Que l’on croie ou non à la libération de l’âme et à la philosophie Sāṃkhya, les concepts de bhoga et d’apavarga sont toujours autant d’actualité aujourd’hui. À mon niveau personnel, cela me permet d’évoluer vers une vie plus équilibrée et plus heureuse. Être avide d’expériences positives et éviter les expériences négatives ne nous mènera nulle part. Tony Robbins dit régulièrement « La vie arrive pour toi et non pas à toi »2. Voir chaque expérience (agréable ou désagréable) comme quelque chose qui peut nous faire grandir est très stimulant. Lorsque nous voyons le monde comme un terrain de jeu rempli d’expériences dont nous pouvons tirer des leçons, la vie devient plus légère et plus paisible. Même si nous n’avons pas nécessairement d’impact direct sur notre situation, nous pouvons au moins choisir la manière dont nous la percevons.
Nous sommes déjà confrontés à énormément de pression et de stress dans cet environnement en constant changement. Il n’est pas nécessaire de se précipiter. Nous n’avons pas besoin de nous mettre une pression supplémentaire. Cependant, changer de perspective et voir le monde comme une entité là pour nous servir est essentiel pour se sentir plus léger et plus heureux. Petit à petit, les choses se délient.

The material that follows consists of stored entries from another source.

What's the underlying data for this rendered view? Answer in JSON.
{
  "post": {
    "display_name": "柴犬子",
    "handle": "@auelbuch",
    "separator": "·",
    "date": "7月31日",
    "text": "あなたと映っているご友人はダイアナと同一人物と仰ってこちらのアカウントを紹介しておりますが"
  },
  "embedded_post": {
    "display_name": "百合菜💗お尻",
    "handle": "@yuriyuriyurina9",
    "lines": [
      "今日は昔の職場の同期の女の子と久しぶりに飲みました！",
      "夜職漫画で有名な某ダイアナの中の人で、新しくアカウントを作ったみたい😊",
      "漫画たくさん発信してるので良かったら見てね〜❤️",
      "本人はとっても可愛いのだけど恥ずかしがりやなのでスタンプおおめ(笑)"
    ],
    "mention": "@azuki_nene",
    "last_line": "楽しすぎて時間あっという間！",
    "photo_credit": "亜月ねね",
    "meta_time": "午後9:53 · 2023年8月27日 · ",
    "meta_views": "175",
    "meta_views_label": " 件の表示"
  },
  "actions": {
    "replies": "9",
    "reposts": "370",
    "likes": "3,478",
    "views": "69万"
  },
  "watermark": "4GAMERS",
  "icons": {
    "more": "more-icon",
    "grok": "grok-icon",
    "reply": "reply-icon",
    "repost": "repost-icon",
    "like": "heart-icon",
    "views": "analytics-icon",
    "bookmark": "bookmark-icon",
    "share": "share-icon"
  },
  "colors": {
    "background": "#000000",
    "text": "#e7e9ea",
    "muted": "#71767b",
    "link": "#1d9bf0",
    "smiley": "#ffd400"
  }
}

Plus je marche sur le chemin, plus je me sens soutenue.
Chaque individu doit utiliser ses propres expériences pour apprendre, grandir et évoluer à son rythme. Ce n’est pas une compétition. Chacun doit faire ce qui doit être fait, rester sur le chemin et c’est là que la foi entre en jeu. Faire confiance au processus de la vie, être responsable de la façon dont nous vivons la vie autour de nous, être acteurs de notre propre réalité, c’est le travail qui doit être accompli pour un esprit plus léger et plus heureux.